Apesar de a Lei de Diretrizes e Bases da Educação Nacional (LDB) em seu artigo 12 já prever que o currículo das escolas falem, de forma transversal, de todos os tipos de violências, o abuso sexual infantil não costuma ser discutido em sala de aula. “As pessoas falam de bullying, racismo, homofobia, mas não de violência sexual”, afirma a especialista, que defende a obrigatoriedade de as escolas começarem a falar sobre isso desde a Educação Infantil, com materiais construídos especialmente para esse público.

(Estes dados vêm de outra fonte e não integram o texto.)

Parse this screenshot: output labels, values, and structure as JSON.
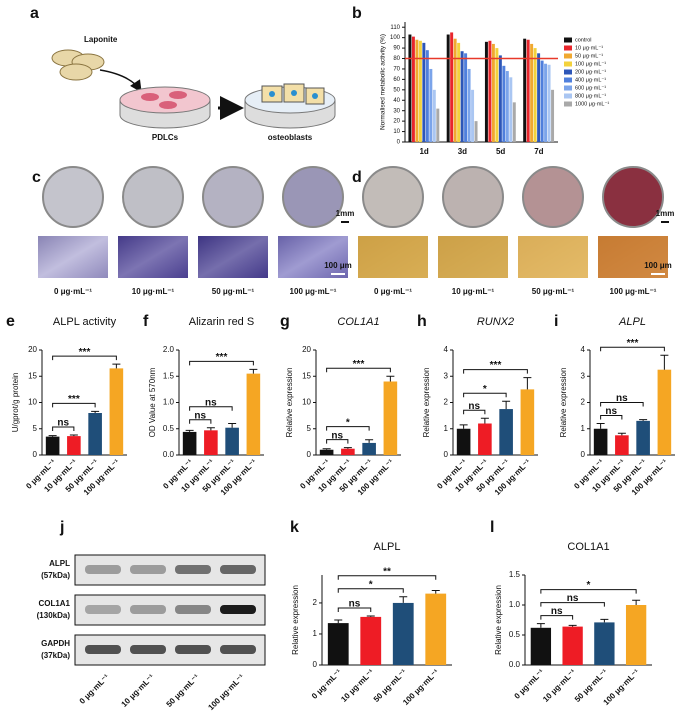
{
  "figure": {
    "a": {
      "label": "a",
      "material": "Laponite",
      "cells": "PDLCs",
      "result": "osteoblasts"
    },
    "c": {
      "label": "c",
      "scale_dish": "1mm",
      "scale_micro": "100 μm",
      "conditions": [
        "0 μg·mL⁻¹",
        "10 μg·mL⁻¹",
        "50 μg·mL⁻¹",
        "100 μg·mL⁻¹"
      ]
    },
    "d": {
      "label": "d",
      "scale_dish": "1mm",
      "scale_micro": "100 μm",
      "conditions": [
        "0 μg·mL⁻¹",
        "10 μg·mL⁻¹",
        "50 μg·mL⁻¹",
        "100 μg·mL⁻¹"
      ]
    },
    "j": {
      "label": "j",
      "bands": [
        {
          "name": "ALPL",
          "size": "(57kDa)"
        },
        {
          "name": "COL1A1",
          "size": "(130kDa)"
        },
        {
          "name": "GAPDH",
          "size": "(37kDa)"
        }
      ],
      "conditions": [
        "0 μg·mL⁻¹",
        "10 μg·mL⁻¹",
        "50 μg·mL⁻¹",
        "100 μg·mL⁻¹"
      ]
    }
  },
  "chart_data": [
    {
      "type": "bar",
      "label": "b",
      "y_label": "Normalised metabolic activity  (%)",
      "categories": [
        "1d",
        "3d",
        "5d",
        "7d"
      ],
      "ylim": [
        0,
        115
      ],
      "yticks": [
        0,
        10,
        20,
        30,
        40,
        50,
        60,
        70,
        80,
        90,
        100,
        110
      ],
      "hline": 80,
      "hline_color": "#e8392a",
      "series": [
        {
          "name": "control",
          "color": "#111111",
          "values": [
            103,
            103,
            96,
            99
          ]
        },
        {
          "name": "10 μg·mL⁻¹",
          "color": "#e8262c",
          "values": [
            101,
            105,
            97,
            98
          ]
        },
        {
          "name": "50 μg·mL⁻¹",
          "color": "#f0a830",
          "values": [
            98,
            99,
            94,
            94
          ]
        },
        {
          "name": "100 μg·mL⁻¹",
          "color": "#f3d23c",
          "values": [
            97,
            95,
            90,
            90
          ]
        },
        {
          "name": "200 μg·mL⁻¹",
          "color": "#2d56b8",
          "values": [
            95,
            87,
            83,
            85
          ]
        },
        {
          "name": "400 μg·mL⁻¹",
          "color": "#4f7fdc",
          "values": [
            88,
            85,
            73,
            78
          ]
        },
        {
          "name": "600 μg·mL⁻¹",
          "color": "#7ba4ea",
          "values": [
            70,
            70,
            68,
            75
          ]
        },
        {
          "name": "800 μg·mL⁻¹",
          "color": "#aac6f2",
          "values": [
            50,
            50,
            62,
            74
          ]
        },
        {
          "name": "1000 μg·mL⁻¹",
          "color": "#a9a9a9",
          "values": [
            32,
            20,
            38,
            50
          ]
        }
      ]
    },
    {
      "type": "bar",
      "label": "e",
      "title": "ALPL activity",
      "y_label": "U/gprot/g protein",
      "categories": [
        "0 μg·mL⁻¹",
        "10 μg·mL⁻¹",
        "50 μg·mL⁻¹",
        "100 μg·mL⁻¹"
      ],
      "colors": [
        "#111111",
        "#ee1c25",
        "#1f4e79",
        "#f5a623"
      ],
      "values": [
        3.5,
        3.6,
        8,
        16.5
      ],
      "errors": [
        0.2,
        0.2,
        0.3,
        0.8
      ],
      "ylim": [
        0,
        20
      ],
      "yticks": [
        0,
        5,
        10,
        15,
        20
      ],
      "brackets": [
        {
          "from": 0,
          "to": 1,
          "label": "ns"
        },
        {
          "from": 0,
          "to": 2,
          "label": "***"
        },
        {
          "from": 0,
          "to": 3,
          "label": "***"
        }
      ]
    },
    {
      "type": "bar",
      "label": "f",
      "title": "Alizarin red S",
      "y_label": "OD Value at 570nm",
      "categories": [
        "0 μg·mL⁻¹",
        "10 μg·mL⁻¹",
        "50 μg·mL⁻¹",
        "100 μg·mL⁻¹"
      ],
      "colors": [
        "#111111",
        "#ee1c25",
        "#1f4e79",
        "#f5a623"
      ],
      "values": [
        0.44,
        0.47,
        0.52,
        1.55
      ],
      "errors": [
        0.03,
        0.05,
        0.08,
        0.08
      ],
      "ylim": [
        0,
        2
      ],
      "yticks": [
        {
          "value": 0,
          "label": "0.0"
        },
        0.5,
        {
          "value": 1,
          "label": "1.0"
        },
        1.5,
        {
          "value": 2,
          "label": "2.0"
        }
      ],
      "brackets": [
        {
          "from": 0,
          "to": 1,
          "label": "ns"
        },
        {
          "from": 0,
          "to": 2,
          "label": "ns"
        },
        {
          "from": 0,
          "to": 3,
          "label": "***"
        }
      ]
    },
    {
      "type": "bar",
      "label": "g",
      "title": "COL1A1",
      "title_italic": true,
      "y_label": "Relative expression",
      "categories": [
        "0 μg·mL⁻¹",
        "10 μg·mL⁻¹",
        "50 μg·mL⁻¹",
        "100 μg·mL⁻¹"
      ],
      "colors": [
        "#111111",
        "#ee1c25",
        "#1f4e79",
        "#f5a623"
      ],
      "values": [
        1,
        1.2,
        2.3,
        14
      ],
      "errors": [
        0.2,
        0.2,
        0.6,
        1
      ],
      "ylim": [
        0,
        20
      ],
      "yticks": [
        0,
        5,
        10,
        15,
        20
      ],
      "brackets": [
        {
          "from": 0,
          "to": 1,
          "label": "ns"
        },
        {
          "from": 0,
          "to": 2,
          "label": "*"
        },
        {
          "from": 0,
          "to": 3,
          "label": "***"
        }
      ]
    },
    {
      "type": "bar",
      "label": "h",
      "title": "RUNX2",
      "title_italic": true,
      "y_label": "Relative expression",
      "categories": [
        "0 μg·mL⁻¹",
        "10 μg·mL⁻¹",
        "50 μg·mL⁻¹",
        "100 μg·mL⁻¹"
      ],
      "colors": [
        "#111111",
        "#ee1c25",
        "#1f4e79",
        "#f5a623"
      ],
      "values": [
        1,
        1.2,
        1.75,
        2.5
      ],
      "errors": [
        0.15,
        0.2,
        0.3,
        0.45
      ],
      "ylim": [
        0,
        4
      ],
      "yticks": [
        0,
        1,
        2,
        3,
        4
      ],
      "brackets": [
        {
          "from": 0,
          "to": 1,
          "label": "ns"
        },
        {
          "from": 0,
          "to": 2,
          "label": "*"
        },
        {
          "from": 0,
          "to": 3,
          "label": "***"
        }
      ]
    },
    {
      "type": "bar",
      "label": "i",
      "title": "ALPL",
      "title_italic": true,
      "y_label": "Relative expression",
      "categories": [
        "0 μg·mL⁻¹",
        "10 μg·mL⁻¹",
        "50 μg·mL⁻¹",
        "100 μg·mL⁻¹"
      ],
      "colors": [
        "#111111",
        "#ee1c25",
        "#1f4e79",
        "#f5a623"
      ],
      "values": [
        1,
        0.75,
        1.3,
        3.25
      ],
      "errors": [
        0.2,
        0.08,
        0.05,
        0.55
      ],
      "ylim": [
        0,
        4
      ],
      "yticks": [
        0,
        1,
        2,
        3,
        4
      ],
      "brackets": [
        {
          "from": 0,
          "to": 1,
          "label": "ns"
        },
        {
          "from": 0,
          "to": 2,
          "label": "ns"
        },
        {
          "from": 0,
          "to": 3,
          "label": "***"
        }
      ]
    },
    {
      "type": "bar",
      "label": "k",
      "title": "ALPL",
      "y_label": "Relative expression",
      "categories": [
        "0 μg·mL⁻¹",
        "10 μg·mL⁻¹",
        "50 μg·mL⁻¹",
        "100 μg·mL⁻¹"
      ],
      "colors": [
        "#111111",
        "#ee1c25",
        "#1f4e79",
        "#f5a623"
      ],
      "values": [
        1.35,
        1.55,
        2.0,
        2.3
      ],
      "errors": [
        0.1,
        0.03,
        0.2,
        0.1
      ],
      "ylim": [
        0,
        2.9
      ],
      "yticks": [
        0,
        1,
        2
      ],
      "brackets": [
        {
          "from": 0,
          "to": 1,
          "label": "ns"
        },
        {
          "from": 0,
          "to": 2,
          "label": "*"
        },
        {
          "from": 0,
          "to": 3,
          "label": "**"
        }
      ]
    },
    {
      "type": "bar",
      "label": "l",
      "title": "COL1A1",
      "y_label": "Relative expression",
      "categories": [
        "0 μg·mL⁻¹",
        "10 μg·mL⁻¹",
        "50 μg·mL⁻¹",
        "100 μg·mL⁻¹"
      ],
      "colors": [
        "#111111",
        "#ee1c25",
        "#1f4e79",
        "#f5a623"
      ],
      "values": [
        0.62,
        0.64,
        0.71,
        1.0
      ],
      "errors": [
        0.07,
        0.02,
        0.05,
        0.08
      ],
      "ylim": [
        0,
        1.5
      ],
      "yticks": [
        {
          "value": 0,
          "label": "0.0"
        },
        0.5,
        {
          "value": 1,
          "label": "1.0"
        },
        1.5
      ],
      "brackets": [
        {
          "from": 0,
          "to": 1,
          "label": "ns"
        },
        {
          "from": 0,
          "to": 2,
          "label": "ns"
        },
        {
          "from": 0,
          "to": 3,
          "label": "*"
        }
      ]
    }
  ]
}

O próprio Instituto Liberta vem trabalhando na construção de uma grande cartilha de boas práticas da pré-escola até o Ensino Médio. “Crianças informadas ou não informadas correm risco de violência, mas hoje eu tenho a convicção de que as que têm informação têm menos chance de sofrer violência”, diz.
Mesmo o básico não costuma ser ensinado nas escolas. “Quando se fala sobre as partes do corpo, por exemplo, o órgão genital é a ‘pepeca’, o ‘moranguinho’, a ‘borboleta’. É o que não pode ser dito”, lamenta a especialista, que lembra o caso de uma menina de uns 5 anos que reclamou para a professora que o pai adorava “lamber o moranguinho”. A professora demorou para entender e tomar providências, pois não associou de primeira o “moranguinho” com o órgão genital.
Desde que virou a voz que representa o Instituto Liberta e, de certa forma, a causa, Luciana diz que homens e mulheres costumam abordá-la para desabafar sobre os abusos que sofreram quando crianças. “Recebemos depoimentos de pessoas que estão há um ano em terapia e não conseguem falar do abuso com o terapeuta, mas escrevem para o nosso Instagram”, conta, afirmando que durante a campanha de 2022, que convidava pessoas adultas a não terem vergonha de reconhecerem que foram vítimas, “chorava dia sim e o outro também” com as histórias.
Na visão da especialista, o aumento dos números de violência impressiona, mas também pode ser visto como uma “notícia boa” – prova de que o tema, finalmente, está saindo da invisibilidade.